Usually these unofficial Stephanie Plum installments are really short and a little disappointing, but not this one! I felt it held up really well against her regular, numbered books and I thoroughly enjoyed it. If you didn’t pick it up because Plum Lucky was such a dud…rethink that decision.

Mr. Darcy's Dream

MR. DARCY’S DREAM: Elizabeth Aston: Simon & Schuster: Fiction: 284 pgs.

Two nieces of Mr.& Mrs. Fitzwilliam Darcy are sent to Pemberley to escape the London season. Phoebe (daughter of the former Georgiana Darcy) has recently experienced a heartbreaking romantic disappointment and Louisa (daughter of Mr. & Mrs. Bingley) is tired of the constant pressure to find a husband among men who do little to arouse her interest.
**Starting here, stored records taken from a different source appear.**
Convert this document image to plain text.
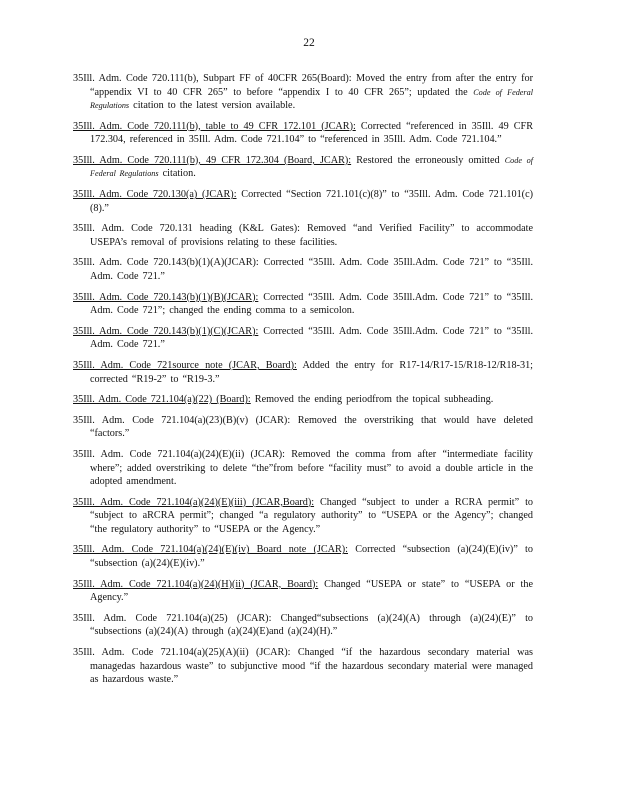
22

35Ill. Adm. Code 720.111(b), Subpart FF of 40CFR 265(Board): Moved the entry from after the entry for “appendix VI to 40 CFR 265” to before “appendix I to 40 CFR 265”; updated the Code of Federal Regulations citation to the latest version available.

35Ill. Adm. Code 720.111(b), table to 49 CFR 172.101 (JCAR): Corrected “referenced in 35Ill. 49 CFR 172.304, referenced in 35Ill. Adm. Code 721.104” to “referenced in 35Ill. Adm. Code 721.104.”

35Ill. Adm. Code 720.111(b), 49 CFR 172.304 (Board, JCAR): Restored the erroneously omitted Code of Federal Regulations citation.

35Ill. Adm. Code 720.130(a) (JCAR): Corrected “Section 721.101(c)(8)” to “35Ill. Adm. Code 721.101(c)(8).”

35Ill. Adm. Code 720.131 heading (K&L Gates): Removed “and Verified Facility” to accommodate USEPA’s removal of provisions relating to these facilities.

35Ill. Adm. Code 720.143(b)(1)(A)(JCAR): Corrected “35Ill. Adm. Code 35Ill.Adm. Code 721” to “35Ill. Adm. Code 721.”

35Ill. Adm. Code 720.143(b)(1)(B)(JCAR): Corrected “35Ill. Adm. Code 35Ill.Adm. Code 721” to “35Ill. Adm. Code 721”; changed the ending comma to a semicolon.

35Ill. Adm. Code 720.143(b)(1)(C)(JCAR): Corrected “35Ill. Adm. Code 35Ill.Adm. Code 721” to “35Ill. Adm. Code 721.”

35Ill. Adm. Code 721source note (JCAR, Board): Added the entry for R17-14/R17-15/R18-12/R18-31; corrected “R19-2” to “R19-3.”

35Ill. Adm. Code 721.104(a)(22) (Board): Removed the ending periodfrom the topical subheading.

35Ill. Adm. Code 721.104(a)(23)(B)(v) (JCAR): Removed the overstriking that would have deleted “factors.”

35Ill. Adm. Code 721.104(a)(24)(E)(ii) (JCAR): Removed the comma from after “intermediate facility where”; added overstriking to delete “the”from before “facility must” to avoid a double article in the adopted amendment.

35Ill. Adm. Code 721.104(a)(24)(E)(iii) (JCAR,Board): Changed “subject to under a RCRA permit” to “subject to aRCRA permit”; changed “a regulatory authority” to “USEPA or the Agency”; changed “the regulatory authority” to “USEPA or the Agency.”

35Ill. Adm. Code 721.104(a)(24)(E)(iv) Board note (JCAR): Corrected “subsection (a)(24)(E)(iv)” to “subsection (a)(24)(E)(iv).”

35Ill. Adm. Code 721.104(a)(24)(H)(ii) (JCAR, Board): Changed “USEPA or state” to “USEPA or the Agency.”

35Ill. Adm. Code 721.104(a)(25) (JCAR): Changed“subsections (a)(24)(A) through (a)(24)(E)” to “subsections (a)(24)(A) through (a)(24)(E)and (a)(24)(H).”

35Ill. Adm. Code 721.104(a)(25)(A)(ii) (JCAR): Changed “if the hazardous secondary material was managedas hazardous waste” to subjunctive mood “if the hazardous secondary material were managed as hazardous waste.”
However, proving a point I have long held (that you can find love anywhere, even in the British countryside), both girls find themselves faced with the exact thing they were looking to escape.

I think Aston does a good job in mimicking Jane Austen’s style, even when it may not serve her well. I love Austen as much as the next girl, but sometimes I would like a little more intrigue and a little less boring sitting room chat concerning hats and ribbons. I was disappointed that the romance in the story takes place before the first chapter. Part of the appeal of a romantic story is the development of the relationship and I felt this book seriously lacked any of that. I would still recommend most of Elizabeth Aston’s Pride and Prejudice spin-offs, but I think this was my least favorite of the six published to date.

The Gods of Newport

THE GODS OF NEWPORT: John Jakes: Dutton: Fiction: 383 pgs.

Sam Driver is a railroad mogul who has earned his enormous wealth through years of shady dealings and morally questionable financial scheming. Now in his later years, he is determined to place his daughter Jenny in the highest strata of social elitism. He chooses Newport as his avenue to the respectable society he aspires to join. His years of living an ethically deficient lifestyle makes this journey a hard one in a place where an abundance of money is only the first obstacle to acceptance.

I consider myself a fan of the historical novel, but I admit to not loving this book. I decided I like my historical facts and description to be seamlessly sewn into the story, but found that Jakes’ writing style seemed to add these descriptive details for their own sakes, without a clear link to the story line or characters. A decent read, but not one I would highly recommend.